As diferenças

OPINIÃO04.02.202106:00

A ‘transformação’ de Coates no Sporting é o oposto do que acontece no rival Benfica. E não é poruma questão de atitude

ALÉM dos títulos, uma das impressões digitais mais marcantes dos treinadores campeões em Portugal foi o modo como elevaram determinados jogadores a patamares superiores nunca observados. Não falo de adaptações felizes a uma nova posição, refiro-me a jogadores que já estavam na equipa, jogavam no mesmo lugar mas só atingiram graus máximos de relevância com um treinador específico. No passado mais recente aponto dois exemplos: Sérgio Oliveira com Sérgio Conceição e Gabriel com Bruno Lage. Este ano, com Rúben Amorim, o caso mais flagrante é o de Sebastián Coates.  
Apesar do estatuto de internacional uruguaio, nunca foi totalmente consensual em Alvalade e quando não fazia dupla com Mathieu vinham ao de cima algumas carências, também, ao nível do equilíbrio mental. Pois entre o Coates que fez três penáltis no mesmo jogo frente ao Rio Ave no final de agosto de 2019 e o patrão que se apresenta hoje em campo vai uma distância enorme. Podia falar do maior controlo que faz da profundidade ou da melhor leitura do jogo que o impede de cometer muito mais faltas mas o que mais me surpreendeu foi a evolução dos seus passes longos. Descabidos e descalibrados outrora, os lançamentos do central sul-americano têm sido fundamentais nos processos simples (mas muito eficazes) do Sporting de Rúben Amorim, quer na procura dos espaços nas costas da defesa adversária quer na variação imediata de flanco para desposicionar o adversário - não há equipa em Portugal que vire o jogo de forma tão rápida. A morfologia nunca lhe permitirá ser um central elegante mas no futebol a estética molda-se sempre aos resultados. A competência somada à ausência de erros gera um valor acrescentado em Coates que bate qualquer sentido de fealdade. O bom é belo.
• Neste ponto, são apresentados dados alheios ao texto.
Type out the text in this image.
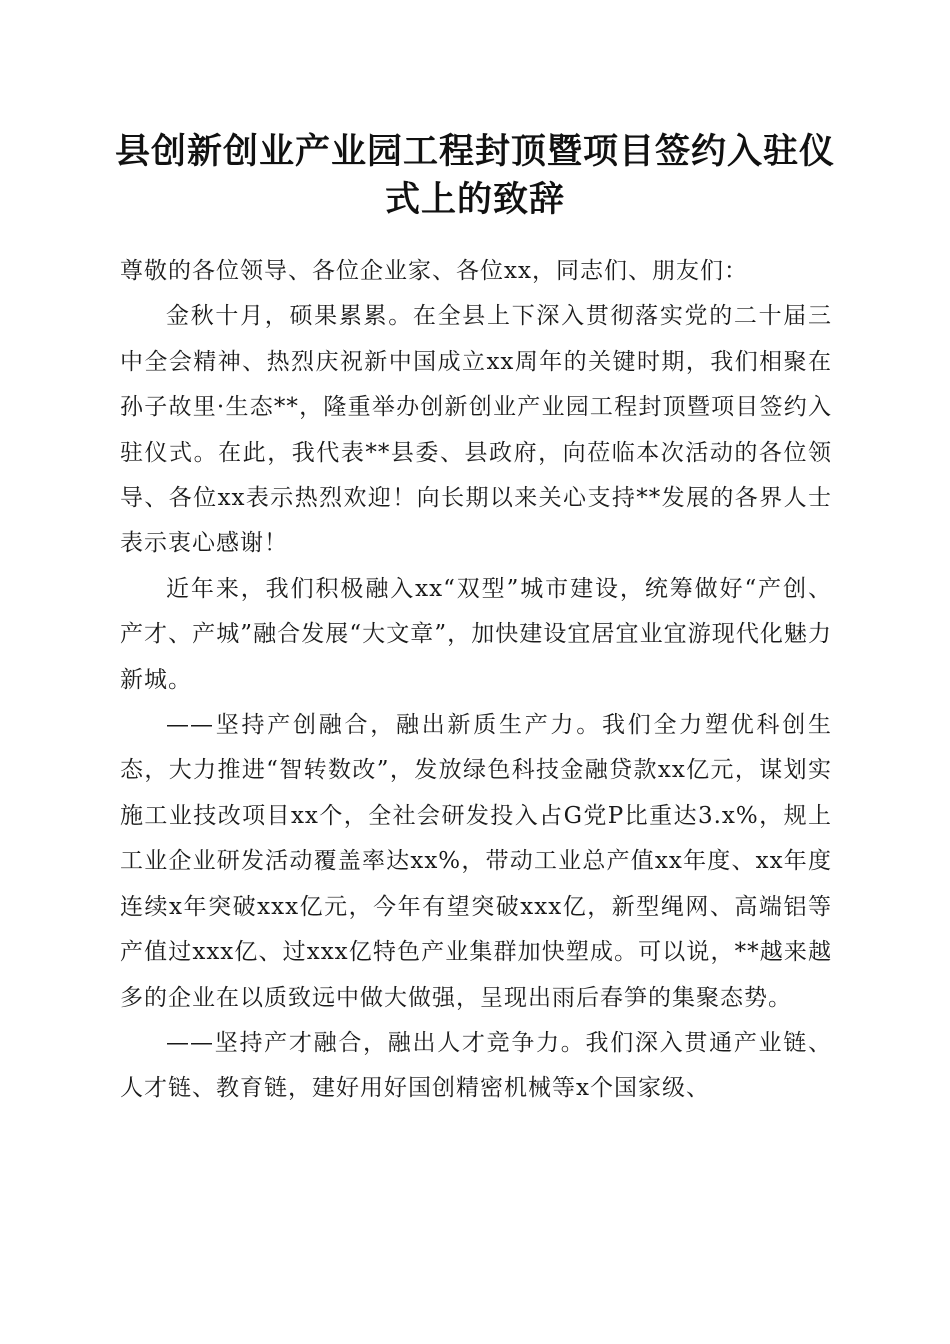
县创新创业产业园工程封顶暨项目签约入驻仪式上的致辞

尊敬的各位领导、各位企业家、各位xx，同志们、朋友们：

金秋十月，硕果累累。在全县上下深入贯彻落实党的二十届三中全会精神、热烈庆祝新中国成立xx周年的关键时期，我们相聚在孙子故里·生态**，隆重举办创新创业产业园工程封顶暨项目签约入驻仪式。在此，我代表**县委、县政府，向莅临本次活动的各位领导、各位xx表示热烈欢迎！向长期以来关心支持**发展的各界人士表示衷心感谢！

近年来，我们积极融入xx“双型”城市建设，统筹做好“产创、产才、产城”融合发展“大文章”，加快建设宜居宜业宜游现代化魅力新城。

——坚持产创融合，融出新质生产力。我们全力塑优科创生态，大力推进“智转数改”，发放绿色科技金融贷款xx亿元，谋划实施工业技改项目xx个，全社会研发投入占G党P比重达3.x%，规上工业企业研发活动覆盖率达xx%，带动工业总产值xx年度、xx年度连续x年突破xxx亿元，今年有望突破xxx亿，新型绳网、高端铝等产值过xxx亿、过xxx亿特色产业集群加快塑成。可以说，**越来越多的企业在以质致远中做大做强，呈现出雨后春笋的集聚态势。

——坚持产才融合，融出人才竞争力。我们深入贯通产业链、人才链、教育链，建好用好国创精密机械等x个国家级、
SE em Alvalade se vê jogadores evoluírem com o tempo (Nuno Mendes, Palhinha, Pedro Gonçalves, Tiago Tomás, Matheus Nunes), uns que têm superado as expectativas (Porro, Neto, Feddal) e outros que estão ao nível do que se espera deles (Adán, João Mário, Jovane Cabral), vê-se no outro lado da Segunda Circular um desfasamento no binómio valor/desempenho. Ao contrário do que acontece com o velho rival, nenhum jogador está acima do que já fez e o máximo que se assiste são desempenhos de de acordo com o se espera deles (e é muito), casos de Otamendi, Vertonghen e Weigl. Outros há regulares (Vlachodimos, Grimaldo, Pizzi, Rafa, Waldschmidt, Cervi), depois os intermitentes (Gilberto, Nuno Tavares, Darwin, Seferovic, Everton) e por fim os inócuos (Taarabt, Pedrinho). Ninguém está acima do que vale e muitos estão abaixo do que podem valer. Dito de outra forma: não há transcendência, ninguém a reclamar para si o estatuto de ídolo (ídolo com substância e não do Instagram), como se cada jogo fosse mais um dia no escritório - a história do futebol mostra-nos que nunca houve equipas campeãs feitas apenas de burocratas.
O diretor desportivo  deu entretanto a cara, mas na conversa com a BTV limitou-se apenas a fazer um diagnóstico, fugindo às causas da doença e apontando como cura a necessidade de não desistir, um «assumir responsabilidades» e «caráter». Rui Costa nunca foi nem conseguirá ser deselegante e não seria agora que diria algo do género mas todos percebemos a mensagem: há gente que não está a dar tudo o que pode e o que tem. O problema, porém, é maior: só agora os mais altos responsáveis do clube perceberem isso. Apenas  quem está lá dentro saberá os motivos para tão fraca performance, mas ao contrário do que muitos pensam o futebol não é uma ciência oculta e sabemos que quando um grupo de jogadores não funciona no máximo das suas potencialidades é porque não quer ou não acredita no que está a fazer. Sem crer na primeira razão por não duvidar do empenho de cada um (e a atitude, por si só, não resolve jogos), inclino-me mais para a segunda, que se torna mais complexa por envolver muitas variantes, €100 milhões depois: técnica/tática (treinador), sentimento de pertença (dirigentes superiores e intermédios) e valor duvidoso de algumas contratações (presidente/diretor desportivo/treinador).